The recent fall of the FTX crypto exchange sent shockwaves throughout the financial world. The exchange valued at 32 billion euros declared bankruptcy last month.
Events such as these, as well as the possible fallouts from unregulated crypto markets have had a few governments reaching out with measures to counter the effects of such market upheavals. One of the instruments being launched is the use of digital currency to prevent crypto currencies from undermining global financial stability.
India’s RBI has rolled out a pilot programme of its digital currency this month, made available to individual users. Four domestic banks have been entrusted with carrying out the pilot in select cities only, and the central bank has stated that other banks and cities will be added in due course. Currently The State Bank of India, ICICI, Yes Bank and IDFC will be instrumental in launching this initiative across the cities of Mumbai, New Delhi, Bengaluru and Bhubaneshwar.

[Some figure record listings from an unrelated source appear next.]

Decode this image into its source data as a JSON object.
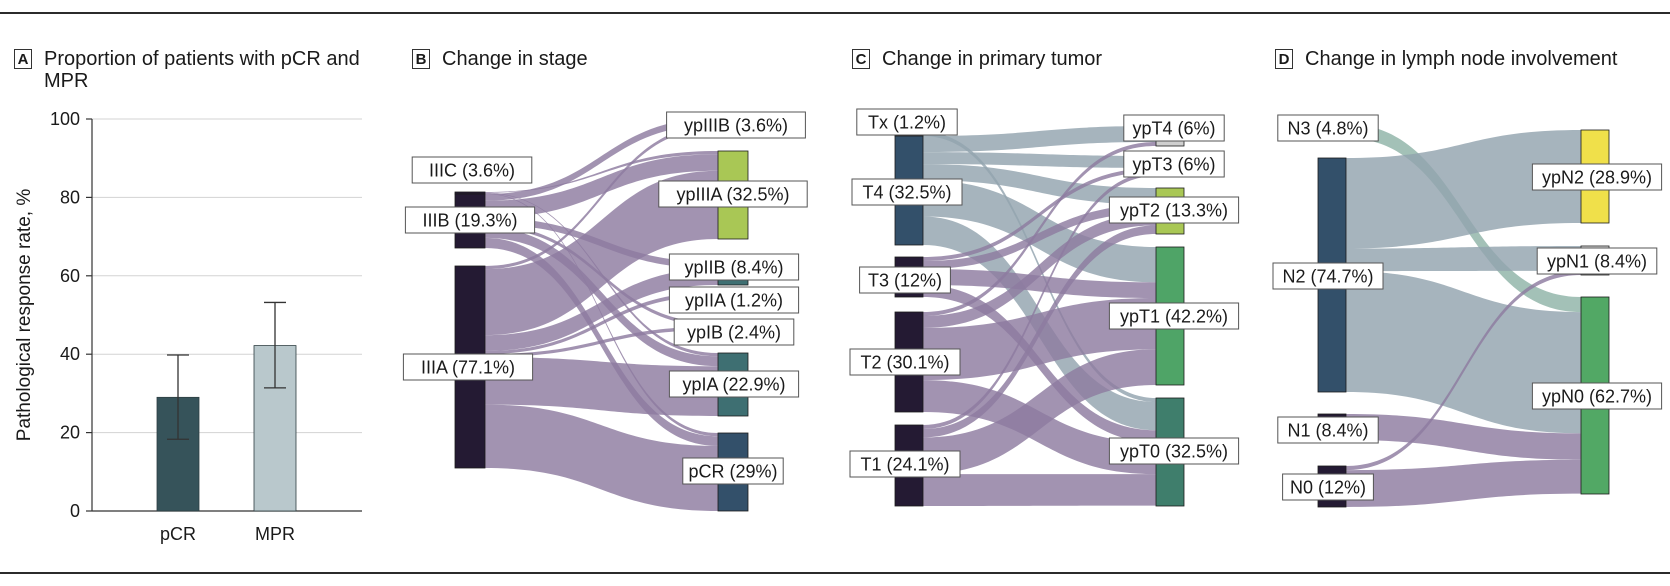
{
  "panels": {
    "a": {
      "letter": "A",
      "title": "Proportion of patients with pCR and MPR"
    },
    "b": {
      "letter": "B",
      "title": "Change in stage"
    },
    "c": {
      "letter": "C",
      "title": "Change in primary tumor"
    },
    "d": {
      "letter": "D",
      "title": "Change in lymph node involvement"
    }
  },
  "colors": {
    "pcr_bar": "#36535a",
    "mpr_bar": "#b9c8cc",
    "flow_purple": "#8d7ba0",
    "flow_gray": "#93a3ae",
    "flow_teal": "#8fb3a7",
    "stage_dark": "#241a33",
    "t4_blue": "#33506a",
    "ypIII_green": "#a9c755",
    "ypI_teal": "#3e6f72",
    "ypT0_green": "#3f7e6c",
    "ypT1_green": "#4fa467",
    "ypN2_yellow": "#f0e04a",
    "ypN0_green": "#52a865"
  },
  "chart_data": [
    {
      "type": "bar",
      "panel": "A",
      "categories": [
        "pCR",
        "MPR"
      ],
      "values": [
        29,
        42.2
      ],
      "error_low": [
        18.3,
        31.4
      ],
      "error_high": [
        39.8,
        53.2
      ],
      "ylabel": "Pathological response rate, %",
      "ylim": [
        0,
        100
      ],
      "yticks": [
        0,
        20,
        40,
        60,
        80,
        100
      ],
      "grid": true
    },
    {
      "type": "sankey",
      "panel": "B",
      "left_nodes": [
        {
          "id": "IIIC",
          "label": "IIIC (3.6%)",
          "value": 3.6
        },
        {
          "id": "IIIB",
          "label": "IIIB (19.3%)",
          "value": 19.3
        },
        {
          "id": "IIIA",
          "label": "IIIA (77.1%)",
          "value": 77.1
        }
      ],
      "right_nodes": [
        {
          "id": "ypIIIB",
          "label": "ypIIIB (3.6%)",
          "value": 3.6
        },
        {
          "id": "ypIIIA",
          "label": "ypIIIA (32.5%)",
          "value": 32.5
        },
        {
          "id": "ypIIB",
          "label": "ypIIB (8.4%)",
          "value": 8.4
        },
        {
          "id": "ypIIA",
          "label": "ypIIA (1.2%)",
          "value": 1.2
        },
        {
          "id": "ypIB",
          "label": "ypIB (2.4%)",
          "value": 2.4
        },
        {
          "id": "ypIA",
          "label": "ypIA (22.9%)",
          "value": 22.9
        },
        {
          "id": "pCR",
          "label": "pCR (29%)",
          "value": 29
        }
      ],
      "links": [
        {
          "source": "IIIC",
          "target": "ypIIIA",
          "value": 1.2
        },
        {
          "source": "IIIC",
          "target": "ypIA",
          "value": 1.2
        },
        {
          "source": "IIIC",
          "target": "pCR",
          "value": 1.2
        },
        {
          "source": "IIIB",
          "target": "ypIIIB",
          "value": 2.4
        },
        {
          "source": "IIIB",
          "target": "ypIIIA",
          "value": 6.1
        },
        {
          "source": "IIIB",
          "target": "ypIIB",
          "value": 2.4
        },
        {
          "source": "IIIB",
          "target": "ypIB",
          "value": 1.2
        },
        {
          "source": "IIIB",
          "target": "ypIA",
          "value": 3.6
        },
        {
          "source": "IIIB",
          "target": "pCR",
          "value": 3.6
        },
        {
          "source": "IIIA",
          "target": "ypIIIB",
          "value": 1.2
        },
        {
          "source": "IIIA",
          "target": "ypIIIA",
          "value": 25.2
        },
        {
          "source": "IIIA",
          "target": "ypIIB",
          "value": 6
        },
        {
          "source": "IIIA",
          "target": "ypIIA",
          "value": 1.2
        },
        {
          "source": "IIIA",
          "target": "ypIB",
          "value": 1.2
        },
        {
          "source": "IIIA",
          "target": "ypIA",
          "value": 18.1
        },
        {
          "source": "IIIA",
          "target": "pCR",
          "value": 24.2
        }
      ]
    },
    {
      "type": "sankey",
      "panel": "C",
      "left_nodes": [
        {
          "id": "Tx",
          "label": "Tx (1.2%)",
          "value": 1.2
        },
        {
          "id": "T4",
          "label": "T4 (32.5%)",
          "value": 32.5
        },
        {
          "id": "T3",
          "label": "T3 (12%)",
          "value": 12
        },
        {
          "id": "T2",
          "label": "T2 (30.1%)",
          "value": 30.1
        },
        {
          "id": "T1",
          "label": "T1 (24.1%)",
          "value": 24.1
        }
      ],
      "right_nodes": [
        {
          "id": "ypT4",
          "label": "ypT4 (6%)",
          "value": 6
        },
        {
          "id": "ypT3",
          "label": "ypT3 (6%)",
          "value": 6
        },
        {
          "id": "ypT2",
          "label": "ypT2 (13.3%)",
          "value": 13.3
        },
        {
          "id": "ypT1",
          "label": "ypT1 (42.2%)",
          "value": 42.2
        },
        {
          "id": "ypT0",
          "label": "ypT0 (32.5%)",
          "value": 32.5
        }
      ],
      "links": [
        {
          "source": "Tx",
          "target": "ypT0",
          "value": 1.2
        },
        {
          "source": "T4",
          "target": "ypT4",
          "value": 4.8
        },
        {
          "source": "T4",
          "target": "ypT3",
          "value": 3.6
        },
        {
          "source": "T4",
          "target": "ypT2",
          "value": 4.8
        },
        {
          "source": "T4",
          "target": "ypT1",
          "value": 10.8
        },
        {
          "source": "T4",
          "target": "ypT0",
          "value": 8.5
        },
        {
          "source": "T3",
          "target": "ypT3",
          "value": 1.2
        },
        {
          "source": "T3",
          "target": "ypT2",
          "value": 2.4
        },
        {
          "source": "T3",
          "target": "ypT1",
          "value": 4.8
        },
        {
          "source": "T3",
          "target": "ypT0",
          "value": 3.6
        },
        {
          "source": "T2",
          "target": "ypT4",
          "value": 1.2
        },
        {
          "source": "T2",
          "target": "ypT2",
          "value": 3.6
        },
        {
          "source": "T2",
          "target": "ypT1",
          "value": 15.7
        },
        {
          "source": "T2",
          "target": "ypT0",
          "value": 9.6
        },
        {
          "source": "T1",
          "target": "ypT3",
          "value": 1.2
        },
        {
          "source": "T1",
          "target": "ypT2",
          "value": 2.5
        },
        {
          "source": "T1",
          "target": "ypT1",
          "value": 10.9
        },
        {
          "source": "T1",
          "target": "ypT0",
          "value": 9.5
        }
      ]
    },
    {
      "type": "sankey",
      "panel": "D",
      "left_nodes": [
        {
          "id": "N3",
          "label": "N3 (4.8%)",
          "value": 4.8
        },
        {
          "id": "N2",
          "label": "N2 (74.7%)",
          "value": 74.7
        },
        {
          "id": "N1",
          "label": "N1 (8.4%)",
          "value": 8.4
        },
        {
          "id": "N0",
          "label": "N0 (12%)",
          "value": 12
        }
      ],
      "right_nodes": [
        {
          "id": "ypN2",
          "label": "ypN2 (28.9%)",
          "value": 28.9
        },
        {
          "id": "ypN1",
          "label": "ypN1 (8.4%)",
          "value": 8.4
        },
        {
          "id": "ypN0",
          "label": "ypN0 (62.7%)",
          "value": 62.7
        }
      ],
      "links": [
        {
          "source": "N3",
          "target": "ypN0",
          "value": 4.8
        },
        {
          "source": "N2",
          "target": "ypN2",
          "value": 28.9
        },
        {
          "source": "N2",
          "target": "ypN1",
          "value": 7.2
        },
        {
          "source": "N2",
          "target": "ypN0",
          "value": 38.6
        },
        {
          "source": "N1",
          "target": "ypN0",
          "value": 8.4
        },
        {
          "source": "N0",
          "target": "ypN1",
          "value": 1.2
        },
        {
          "source": "N0",
          "target": "ypN0",
          "value": 10.8
        }
      ]
    }
  ]
}
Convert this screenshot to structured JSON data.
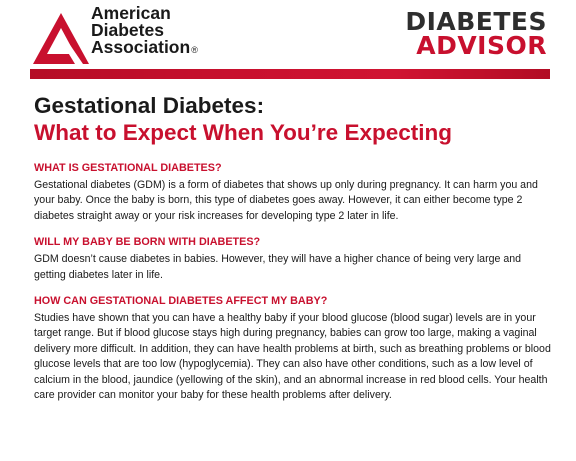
{
  "header": {
    "ada_logo": {
      "lines": [
        "American",
        "Diabetes",
        "Association"
      ],
      "registered_mark": "®"
    },
    "advisor_logo": {
      "top": "DIABETES",
      "bottom": "ADVISOR"
    },
    "colors": {
      "brand_red": "#c8102e",
      "text_dark": "#1a1a1a"
    }
  },
  "title": {
    "line1": "Gestational Diabetes:",
    "line2": "What to Expect When You’re Expecting"
  },
  "sections": [
    {
      "heading": "WHAT IS GESTATIONAL DIABETES?",
      "body": "Gestational diabetes (GDM) is a form of diabetes that shows up only during pregnancy. It can harm you and your baby. Once the baby is born, this type of diabetes goes away. However, it can either become type 2 diabetes straight away or your risk increases for developing type 2 later in life."
    },
    {
      "heading": "WILL MY BABY BE BORN WITH DIABETES?",
      "body": "GDM doesn’t cause diabetes in babies. However, they will have a higher chance of being very large and getting diabetes later in life."
    },
    {
      "heading": "HOW CAN GESTATIONAL DIABETES AFFECT MY BABY?",
      "body": "Studies have shown that you can have a healthy baby if your blood glucose (blood sugar) levels are in your target range. But if blood glucose stays high during pregnancy, babies can grow too large, making a vaginal delivery more difficult. In addition, they can have health problems at birth, such as breathing problems or blood glucose levels that are too low (hypoglycemia). They can also have other conditions, such as a low level of calcium in the blood, jaundice (yellowing of the skin), and an abnormal increase in red blood cells. Your health care provider can monitor your baby for these health problems after delivery."
    }
  ]
}
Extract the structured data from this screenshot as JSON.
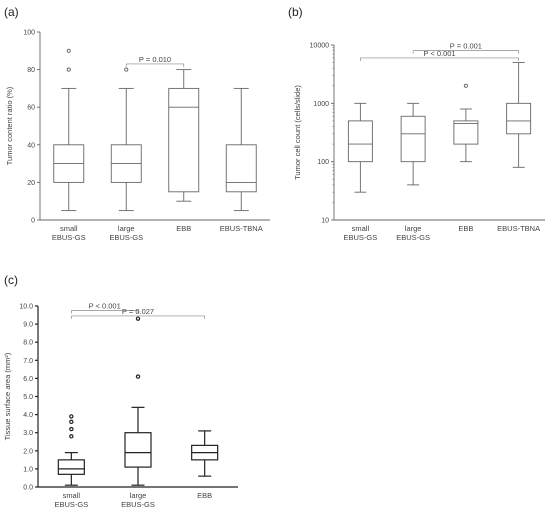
{
  "panels": [
    "(a)",
    "(b)",
    "(c)"
  ],
  "chart_data": [
    {
      "panel": "(a)",
      "type": "box",
      "ylabel": "Tumor content ratio (%)",
      "ylim": [
        0,
        100
      ],
      "yticks": [
        "0",
        "20",
        "40",
        "60",
        "80",
        "100"
      ],
      "categories": [
        [
          "small",
          "EBUS-GS"
        ],
        [
          "large",
          "EBUS-GS"
        ],
        [
          "EBB"
        ],
        [
          "EBUS-TBNA"
        ]
      ],
      "boxes": [
        {
          "min": 5,
          "q1": 20,
          "median": 30,
          "q3": 40,
          "max": 70,
          "outliers": [
            80,
            90
          ]
        },
        {
          "min": 5,
          "q1": 20,
          "median": 30,
          "q3": 40,
          "max": 70,
          "outliers": [
            80
          ]
        },
        {
          "min": 10,
          "q1": 15,
          "median": 60,
          "q3": 70,
          "max": 80,
          "outliers": []
        },
        {
          "min": 5,
          "q1": 15,
          "median": 20,
          "q3": 40,
          "max": 70,
          "outliers": []
        }
      ],
      "annotations": [
        {
          "label": "P = 0.010",
          "from": 1,
          "to": 2,
          "y": 83
        }
      ]
    },
    {
      "panel": "(b)",
      "type": "box",
      "yscale": "log",
      "ylabel": "Tumor cell count (cells/slide)",
      "ylim": [
        10,
        10000
      ],
      "yticks": [
        "10",
        "100",
        "1000",
        "10000"
      ],
      "categories": [
        [
          "small",
          "EBUS-GS"
        ],
        [
          "large",
          "EBUS-GS"
        ],
        [
          "EBB"
        ],
        [
          "EBUS-TBNA"
        ]
      ],
      "boxes": [
        {
          "min": 30,
          "q1": 100,
          "median": 200,
          "q3": 500,
          "max": 1000,
          "outliers": []
        },
        {
          "min": 40,
          "q1": 100,
          "median": 300,
          "q3": 600,
          "max": 1000,
          "outliers": []
        },
        {
          "min": 100,
          "q1": 200,
          "median": 450,
          "q3": 500,
          "max": 800,
          "outliers": [
            2000
          ]
        },
        {
          "min": 80,
          "q1": 300,
          "median": 500,
          "q3": 1000,
          "max": 5000,
          "outliers": []
        }
      ],
      "annotations": [
        {
          "label": "P = 0.001",
          "from": 1,
          "to": 3,
          "y": 8000
        },
        {
          "label": "P < 0.001",
          "from": 0,
          "to": 3,
          "y": 6000
        }
      ]
    },
    {
      "panel": "(c)",
      "type": "box",
      "ylabel": "Tissue surface area (mm²)",
      "ylim": [
        0,
        10
      ],
      "yticks": [
        "0.0",
        "1.0",
        "2.0",
        "3.0",
        "4.0",
        "5.0",
        "6.0",
        "7.0",
        "8.0",
        "9.0",
        "10.0"
      ],
      "categories": [
        [
          "small",
          "EBUS-GS"
        ],
        [
          "large",
          "EBUS-GS"
        ],
        [
          "EBB"
        ]
      ],
      "boxes": [
        {
          "min": 0.1,
          "q1": 0.7,
          "median": 1.0,
          "q3": 1.5,
          "max": 1.9,
          "outliers": [
            2.8,
            3.2,
            3.6,
            3.9
          ]
        },
        {
          "min": 0.1,
          "q1": 1.1,
          "median": 1.9,
          "q3": 3.0,
          "max": 4.4,
          "outliers": [
            6.1,
            9.3
          ]
        },
        {
          "min": 0.6,
          "q1": 1.5,
          "median": 1.9,
          "q3": 2.3,
          "max": 3.1,
          "outliers": []
        }
      ],
      "annotations": [
        {
          "label": "P < 0.001",
          "from": 0,
          "to": 1,
          "y": 9.75
        },
        {
          "label": "P = 0.027",
          "from": 0,
          "to": 2,
          "y": 9.45
        }
      ]
    }
  ]
}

The programme will stress test the use of this Central Bank Digital Currency (CBDC) in real time retail situations and the value of an e-rupee will be the same as the value of the bank notes and coinage. Digital wallets with the CBDC can be used via QR codes.
The move is hailed as a bold and welcome one and experts say that it will help to reduce the cost of financial transactions, enable transparency within the financial sector and help entrepreneurs with cross-border transactions. It is also hoped that this Programme will reduce overall dependence on physical cash. There is no set date or agenda proposed for a complete national rollout of a sovereign e-currency as the Indian government is keen to proceed cautiously in this matter.
The launch of India’s digital currency coincides with a growing global awareness of the need for such a move as China and the Euro Zone are considering this seriously and Singapore recently launched their own version of a digital currency.